New Rules Needed For Sequels
– by David Matthews 2
So Pixar, the animation studio that used to have some kind of connection to Disney, then did work for Disney, and then became fully owned by Disney, has announced they are working on the sequel to their 2004 hit movie “The Incredibles”.
When I first heard the news, I had some skepticism. I’d like it to work, and I really hope they would keep the same chemistry and some of the characters that really made the original movie the success that it was.
But then the second thought that went through my head upon hearing that news was…
Oh, I already know the answer to that question. It’s the same answer that applies to every other sequel that is made in Hollywood. That answer is “Money!” It’s always been about money and being able to suck every last dollar that studios can get from the great unwashed.

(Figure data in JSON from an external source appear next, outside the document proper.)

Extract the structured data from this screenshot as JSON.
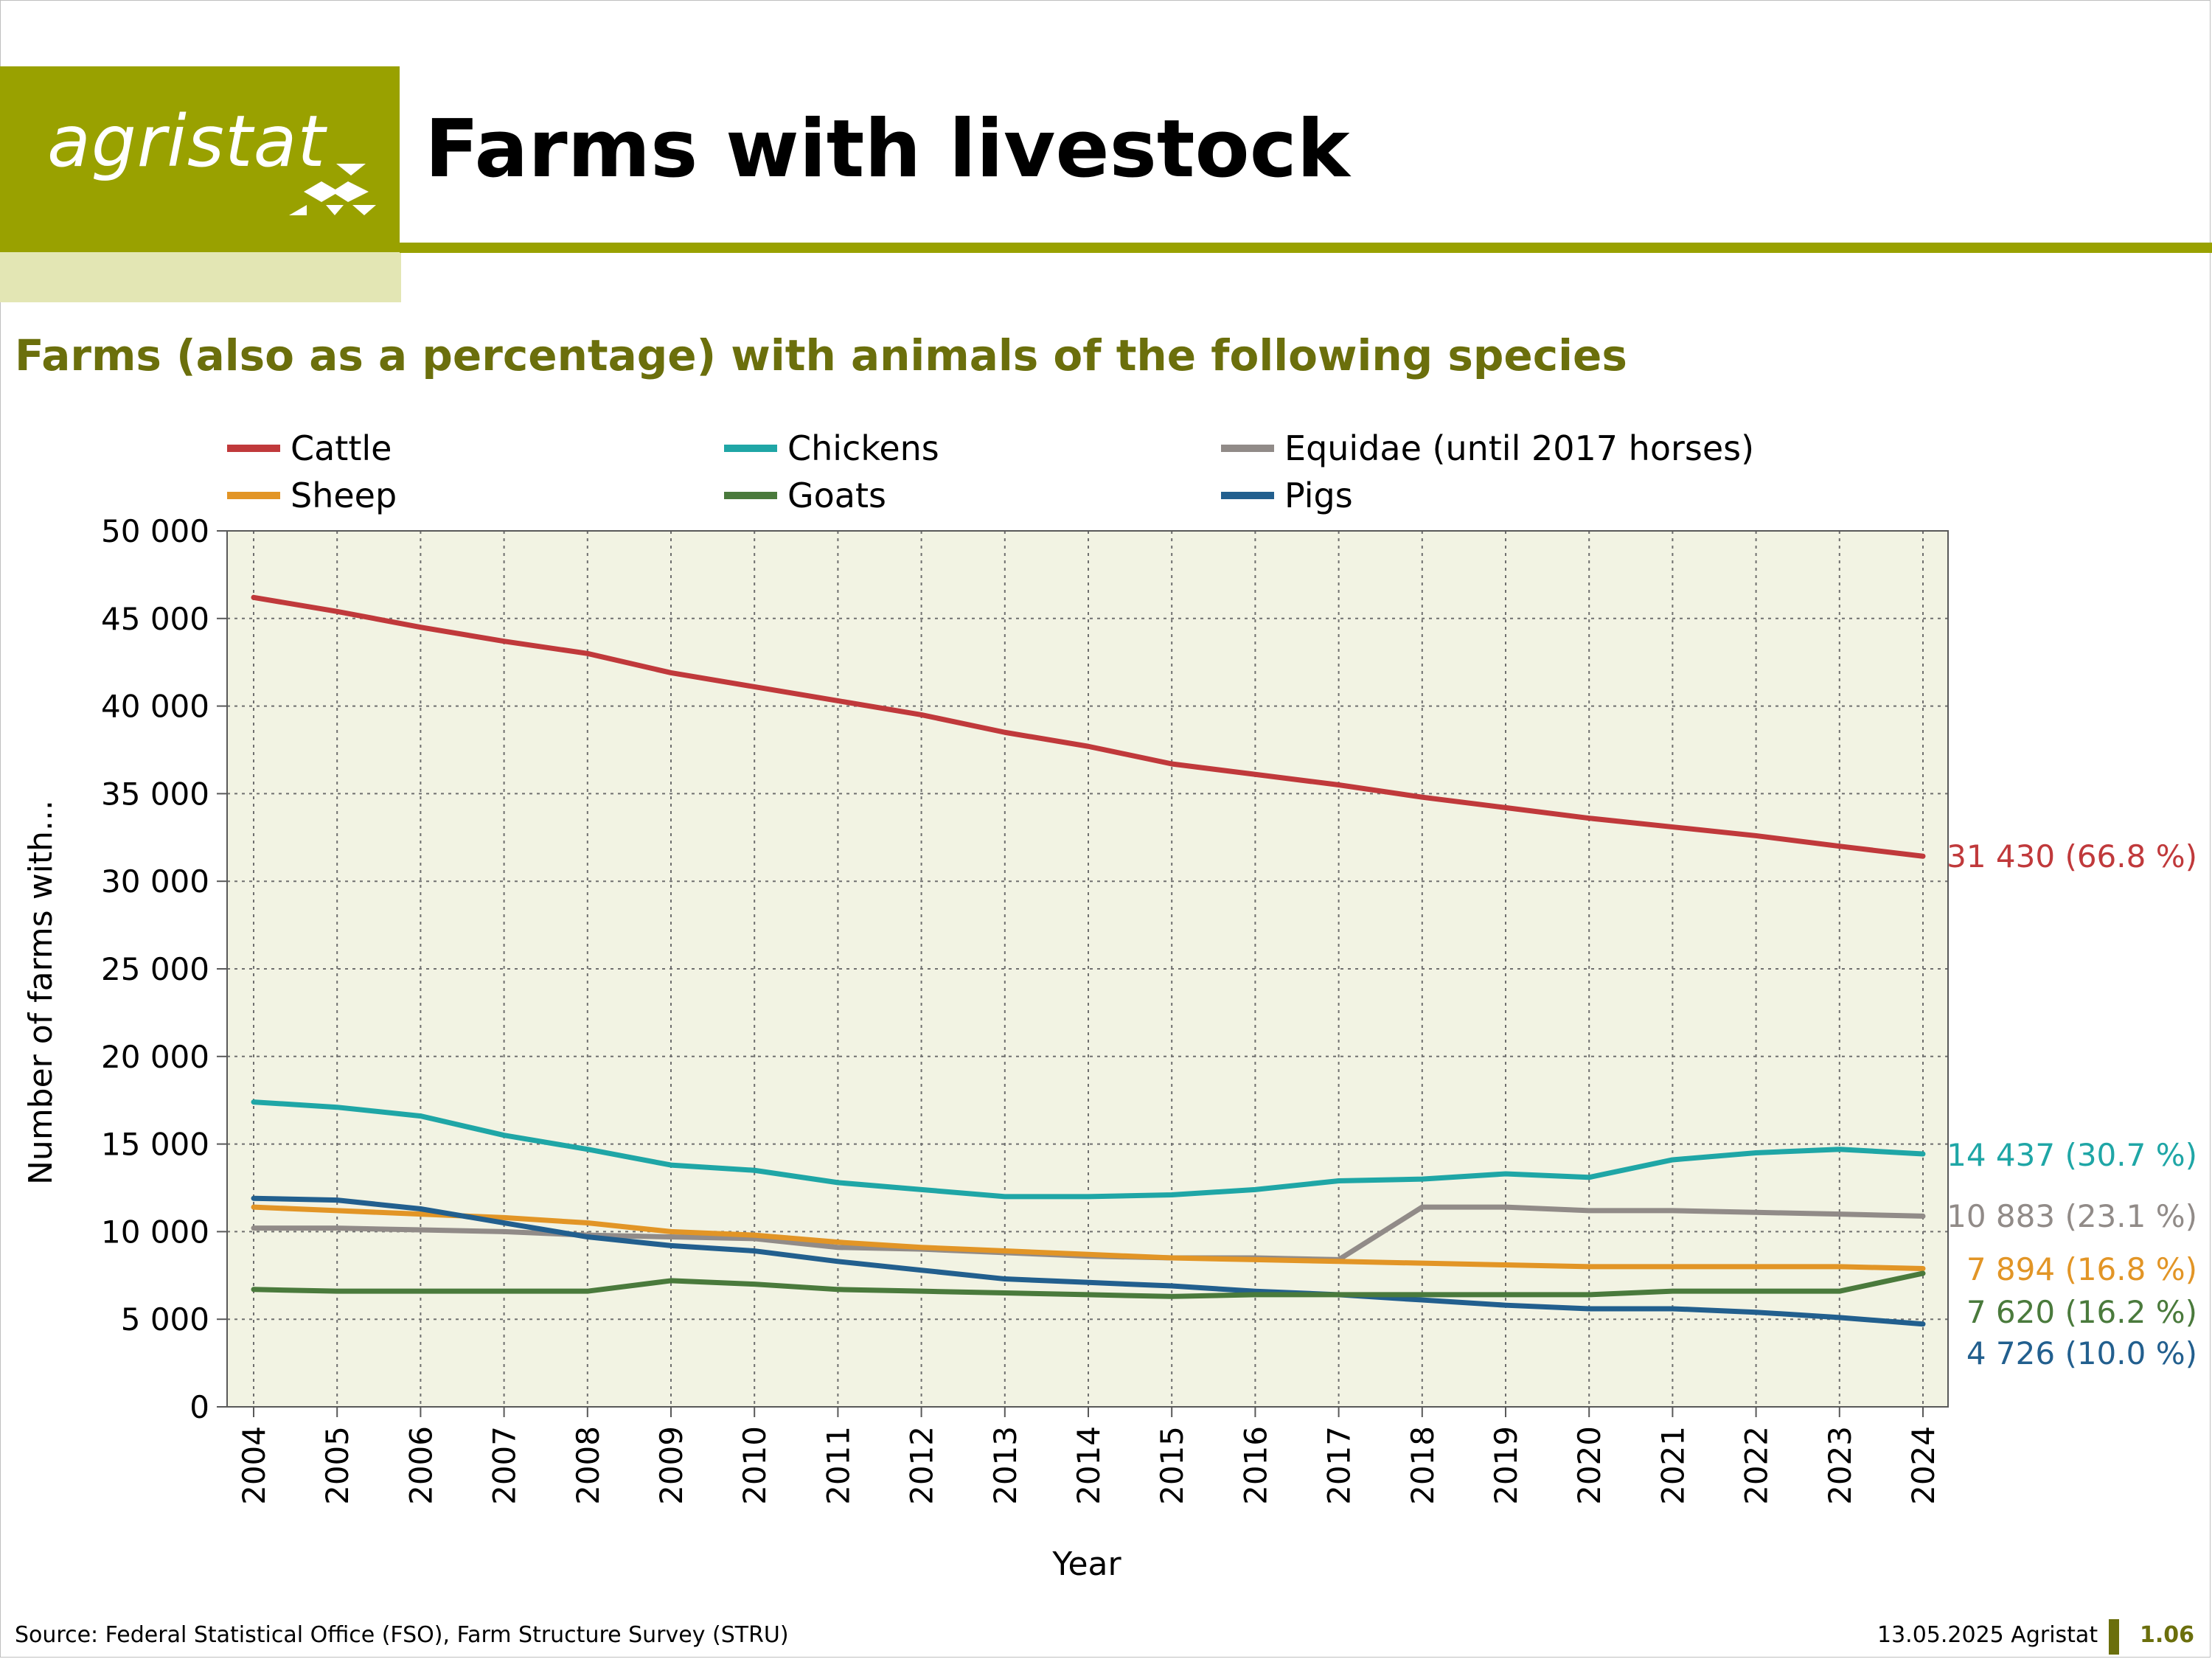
{
  "header": {
    "logo_text": "agristat",
    "title": "Farms with livestock",
    "brand_color": "#99a100"
  },
  "subtitle": "Farms (also as a percentage) with animals of the following species",
  "footer": {
    "source": "Source: Federal Statistical Office (FSO), Farm Structure Survey (STRU)",
    "date_org": "13.05.2025 Agristat",
    "page": "1.06"
  },
  "chart_data": {
    "type": "line",
    "xlabel": "Year",
    "ylabel": "Number of farms with...",
    "ylim": [
      0,
      50000
    ],
    "yticks": [
      0,
      5000,
      10000,
      15000,
      20000,
      25000,
      30000,
      35000,
      40000,
      45000,
      50000
    ],
    "ytick_labels": [
      "0",
      "5 000",
      "10 000",
      "15 000",
      "20 000",
      "25 000",
      "30 000",
      "35 000",
      "40 000",
      "45 000",
      "50 000"
    ],
    "x": [
      2004,
      2005,
      2006,
      2007,
      2008,
      2009,
      2010,
      2011,
      2012,
      2013,
      2014,
      2015,
      2016,
      2017,
      2018,
      2019,
      2020,
      2021,
      2022,
      2023,
      2024
    ],
    "grid": true,
    "legend_position": "top",
    "series": [
      {
        "name": "Cattle",
        "color": "#c0393b",
        "values": [
          46200,
          45400,
          44500,
          43700,
          43000,
          41900,
          41100,
          40300,
          39500,
          38500,
          37700,
          36700,
          36100,
          35500,
          34800,
          34200,
          33600,
          33100,
          32600,
          32000,
          31430
        ],
        "end_label": "31 430 (66.8 %)"
      },
      {
        "name": "Chickens",
        "color": "#1fa6a6",
        "values": [
          17400,
          17100,
          16600,
          15500,
          14700,
          13800,
          13500,
          12800,
          12400,
          12000,
          12000,
          12100,
          12400,
          12900,
          13000,
          13300,
          13100,
          14100,
          14500,
          14700,
          14437
        ],
        "end_label": "14 437 (30.7 %)"
      },
      {
        "name": "Equidae (until 2017 horses)",
        "color": "#918b88",
        "values": [
          10200,
          10200,
          10100,
          10000,
          9800,
          9700,
          9600,
          9100,
          9000,
          8800,
          8600,
          8500,
          8500,
          8400,
          11400,
          11400,
          11200,
          11200,
          11100,
          11000,
          10883
        ],
        "end_label": "10 883 (23.1 %)"
      },
      {
        "name": "Sheep",
        "color": "#e29526",
        "values": [
          11400,
          11200,
          11000,
          10800,
          10500,
          10000,
          9800,
          9400,
          9100,
          8900,
          8700,
          8500,
          8400,
          8300,
          8200,
          8100,
          8000,
          8000,
          8000,
          8000,
          7894
        ],
        "end_label": "7 894 (16.8 %)"
      },
      {
        "name": "Goats",
        "color": "#4a7a3c",
        "values": [
          6700,
          6600,
          6600,
          6600,
          6600,
          7200,
          7000,
          6700,
          6600,
          6500,
          6400,
          6300,
          6400,
          6400,
          6400,
          6400,
          6400,
          6600,
          6600,
          6600,
          7620
        ],
        "end_label": "7 620 (16.2 %)"
      },
      {
        "name": "Pigs",
        "color": "#225f8e",
        "values": [
          11900,
          11800,
          11300,
          10500,
          9700,
          9200,
          8900,
          8300,
          7800,
          7300,
          7100,
          6900,
          6600,
          6400,
          6100,
          5800,
          5600,
          5600,
          5400,
          5100,
          4726
        ],
        "end_label": "4 726 (10.0 %)"
      }
    ]
  }
}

But, other than that eternal reason, why would there need to be a sequel to “The Incredibles”?
It was a good standalone story. It pretty much resolved all of the underlying issues by the time it went to the end credits. There wasn’t anything left hanging with it like some movies tend to do. There really is no reason for Disney and Pixar to do a sequel other than because of the universal answer of “Money”.
And that got me thinking about some of the other movies that ended up as sequels.
“Ghostbusters”, for instance, didn’t really need a sequel. It was a standalone story that answered pretty much all of the questions asked of it in the beginning. Nor did “Caddyshack”, “Meatballs”, “Police Academy”, “Lethal Weapon”, “Friday the 13th”, “Nightmare on Elm Street”, or “Oceans Eleven”. And that’s just scratching the surface.
That’s not to say that the sequels were just as good as or even better than their originals. In some cases they were worse, like in “Caddyshack 2”. For every “Star Wars: The Empire Strikes Back” there were others more like “Police Academy 2: Their First Assignment”.
And while direct-to-video has helped tremendously with making more movies available that would otherwise be ignored, it has also facilitated the production and distribution of bad sequels that would otherwise not survive production. Did you know, for instance, that while the 1988 movie “The Land Before Time” was a box office success, it spawned a total of twelve sequels? Twelve! All of them direct-to-video, and none of those twelve sequel movies were associated with director Don Bluth or executive producers Steven Spielberg or George Lucas from the original movie.
Let’s get brutally honest here… I really think that the various studios need to come up with some sort of ground rules when it comes to doing sequels. I don’t mean laws and regulations, even thought the power-whores in Washington would love to hear that. I’m talking about guidelines that the studios would be more prone to enforce themselves.
Most certainly there needs to be another answer to “why make a sequel” besides “money”. Is there some sort of underlying story that hasn’t been explored? Some thread still left hanging?
Marvel Studios certainly knew how to do that with their series of movies, starting with “Iron Man”. A few threads were left hanging, such as Jim Rhodes staring at a suit similar to “War Machine” and saying “next time, baby”, and the teaser after the credits of Tony Stark meeting with Nick Fury and mentioning the “Avengers Initiative”. They opened the door to a sequel but could still keep the movie as a standalone feature. The same with “The Incredible Hulk”. By the time they got to “Iron Man 2”, you knew Marvel had a plan for future movies and they stuck with it. Not bad for a so-called “upstart company”, even if it’s a subsidiary of both Disney and one of the big comic book publishers.
Certainly the studios need to understand and accept that there are simply some movies that do not need to have sequels. Some stories are self-contained. Would you want a sequel to “The Ten Commandments”? Or “Gone With The Wind”? No? Then why do you feel there’s a need to have a sequel to “Independence Day”?
I think even stricter scrutiny should also apply to doing prequels. One just has to look at the two “Star Wars” trilogies to see there are just way too many logical errors between the two groups. How is it that Owen Lars, Luke Skywalker’s uncle, did not remember C3PO in Episode Four when his step-brother had left the droid to his mother in Episode One and was still on the farm in Episode Two? Little things like this cannot be ignored or dismissed.
Let’s put this in a way that the studios will understand. Studios expect to make money off their productions. They believe that sequels are a cheaper way to have financial lightning strike twice since they already have audience support. Well that “lightning” can only strike twice if the same conditions are there for it to happen. Story, attention to detail, proper casting, chemistry… these must still be present.
We’re continually told that success is a matter of hard work and perseverance. That is the myth spread by businesses. If that is so, then the movie studios need to heed that advice when it comes to their own works. Sequels should not be seen as cheats, but as higher plateaus to reach only if they work harder at keeping their audience. Only then will they deserve the continued support they get.